アップデート #2 2023年4月26日午後4時(太平洋標準時):複数のマザーボードベンダーが、近日中にリリース予定の新しいファームウェアに関するプレスリリースを発表しました。多くのベンダーが、調整されたパラメータとしてSoC電圧を挙げています。ベンダーの声明はこちらでご覧いただけます。
オリジナル記事 2022年4月24日午後9時49分(太平洋時間):ここ数日、Ryzenプロセッサの焼損に関する複数の報告がインターネット上で急増しています。損傷したチップは膨らみ、はんだ付けが剥がれるほど過熱しただけでなく、搭載されているマザーボードにも重大な損傷を与えています。私たちは業界関係者に連絡を取り、問題の本質とAMDが計画している修正の範囲について新たな情報を得ました。この情報は匿名を希望する複数の情報源から得たものですが、情報源からの情報は主要な技術的詳細においてすべて一致しています。すべての非公式情報と同様に、AMDが公式声明を発表するまでは、詳細は鵜呑みにしない方が良いでしょう。
まず、この症状は標準のRyzen 7000モデルと新しいRyzen 7000X3Dチップの両方で発生する可能性があると言われていますが、後者の方がこの症状の影響を受けやすく、根本原因も2種類のチップで異なる可能性があります。AMDは近日中に修正プログラムをリリースする予定ですが、時期は不明です。Biostar、ASUS、MSI、Gigabyte、ASRockを含むすべてのマザーボードブランドで不具合が発生しているとのことです。
情報筋によると、ASUSがDer8auer氏に発表した声明によると、この問題はSoC電圧が安全でないレベルまで変更されたことに起因しています。これは、EXPOメモリオーバークロックプロファイルをサポートするために事前にプログラムされた電圧、またはユーザーがSoC電圧を手動で調整した場合(メモリオーバークロックのヘッドルームを少しでも増やすための一般的な方法)に発生する可能性があります。
情報筋は、チップの故障の性質についてさらに詳細な情報を提供しました。場合によっては、過剰なSoC電圧によってチップの熱センサーと熱保護機構が破壊され、過熱を検知して保護する唯一の手段が完全に無効化されます。その結果、チップは温度を認識できず、熱保護機構も作動せずに動作を続けます。
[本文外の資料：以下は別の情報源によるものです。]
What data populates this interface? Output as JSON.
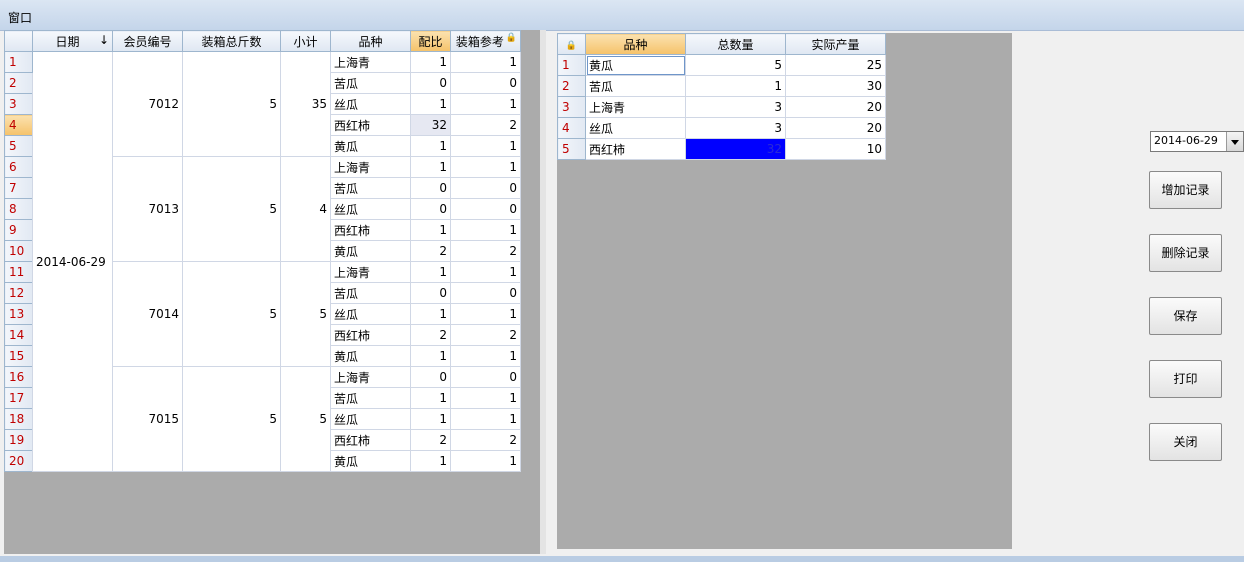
{
  "window": {
    "title": "窗口"
  },
  "left_grid": {
    "headers": [
      "日期",
      "会员编号",
      "装箱总斤数",
      "小计",
      "品种",
      "配比",
      "装箱参考"
    ],
    "date": "2014-06-29",
    "row_numbers": [
      "1",
      "2",
      "3",
      "4",
      "5",
      "6",
      "7",
      "8",
      "9",
      "10",
      "11",
      "12",
      "13",
      "14",
      "15",
      "16",
      "17",
      "18",
      "19",
      "20"
    ],
    "groups": [
      {
        "member": "7012",
        "total": "5",
        "subtotal": "35",
        "rows": [
          {
            "variety": "上海青",
            "ratio": "1",
            "ref": "1"
          },
          {
            "variety": "苦瓜",
            "ratio": "0",
            "ref": "0"
          },
          {
            "variety": "丝瓜",
            "ratio": "1",
            "ref": "1"
          },
          {
            "variety": "西红柿",
            "ratio": "32",
            "ref": "2"
          },
          {
            "variety": "黄瓜",
            "ratio": "1",
            "ref": "1"
          }
        ]
      },
      {
        "member": "7013",
        "total": "5",
        "subtotal": "4",
        "rows": [
          {
            "variety": "上海青",
            "ratio": "1",
            "ref": "1"
          },
          {
            "variety": "苦瓜",
            "ratio": "0",
            "ref": "0"
          },
          {
            "variety": "丝瓜",
            "ratio": "0",
            "ref": "0"
          },
          {
            "variety": "西红柿",
            "ratio": "1",
            "ref": "1"
          },
          {
            "variety": "黄瓜",
            "ratio": "2",
            "ref": "2"
          }
        ]
      },
      {
        "member": "7014",
        "total": "5",
        "subtotal": "5",
        "rows": [
          {
            "variety": "上海青",
            "ratio": "1",
            "ref": "1"
          },
          {
            "variety": "苦瓜",
            "ratio": "0",
            "ref": "0"
          },
          {
            "variety": "丝瓜",
            "ratio": "1",
            "ref": "1"
          },
          {
            "variety": "西红柿",
            "ratio": "2",
            "ref": "2"
          },
          {
            "variety": "黄瓜",
            "ratio": "1",
            "ref": "1"
          }
        ]
      },
      {
        "member": "7015",
        "total": "5",
        "subtotal": "5",
        "rows": [
          {
            "variety": "上海青",
            "ratio": "0",
            "ref": "0"
          },
          {
            "variety": "苦瓜",
            "ratio": "1",
            "ref": "1"
          },
          {
            "variety": "丝瓜",
            "ratio": "1",
            "ref": "1"
          },
          {
            "variety": "西红柿",
            "ratio": "2",
            "ref": "2"
          },
          {
            "variety": "黄瓜",
            "ratio": "1",
            "ref": "1"
          }
        ]
      }
    ]
  },
  "right_grid": {
    "headers": [
      "品种",
      "总数量",
      "实际产量"
    ],
    "rows": [
      {
        "num": "1",
        "variety": "黄瓜",
        "qty": "5",
        "output": "25"
      },
      {
        "num": "2",
        "variety": "苦瓜",
        "qty": "1",
        "output": "30"
      },
      {
        "num": "3",
        "variety": "上海青",
        "qty": "3",
        "output": "20"
      },
      {
        "num": "4",
        "variety": "丝瓜",
        "qty": "3",
        "output": "20"
      },
      {
        "num": "5",
        "variety": "西红柿",
        "qty": "32",
        "output": "10"
      }
    ]
  },
  "controls": {
    "date_value": "2014-06-29",
    "add_label": "增加记录",
    "delete_label": "删除记录",
    "save_label": "保存",
    "print_label": "打印",
    "close_label": "关闭"
  }
}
AMDの最新チップは、安全な熱範囲内で最大限のパフォーマンスを引き出すために、しばしば熱限界で動作します。通常動作時に95℃で動作することも珍しくありません。そのため、安全な温度範囲内に収まるまで、自動的に電力を消費し続けます。この場合、温度センサーと保護機構がないため、チップは推奨される安全限界を超える電力を供給されてしまいます。この過剰な電力消費は過熱につながり、最終的にはチップに物理的な損傷を引き起こします。例えば、いくつかのチップパッケージの外側で見られた反りや、Der8auerが報告したはんだ剥がれなどが挙げられます。
この一種のデススパイラルの間、チップはマザーボードソケットを介して過剰な電流を受け取り続け、その結果、ソケット内のvCoreピンに目に見える損傷が発生し、チップのLGAパッドが膨らみます。しかし、目に見えない損傷はCPU SoC、CPU_VDDCR_SOC、CPU VDD MISCレール/ピンにも及んでいます。これらのレール/ピンは、vCoreピンのように目に見える焦げ跡を残すほどの電流を流さないからです。
1.25VがSoCの推奨安全電圧上限であることは分かっていますが、1.4V以上ではこの症状が発生する可能性が確実に高まると言われています。念のためお伝えすると、1.4Vを超えて動作させてもチップが必ず焼損するわけではありませんが、焼損する可能性は高まります。一方、1.35Vは「安全」のようです。ただし、使用する際は自己責任でお願いします。[編集:AMDは声明を発表し、SoC電圧を1.3Vに制限するファームウェアをリリースする予定であることを明らかにしました。したがって、これが最大の安全上限のようです。]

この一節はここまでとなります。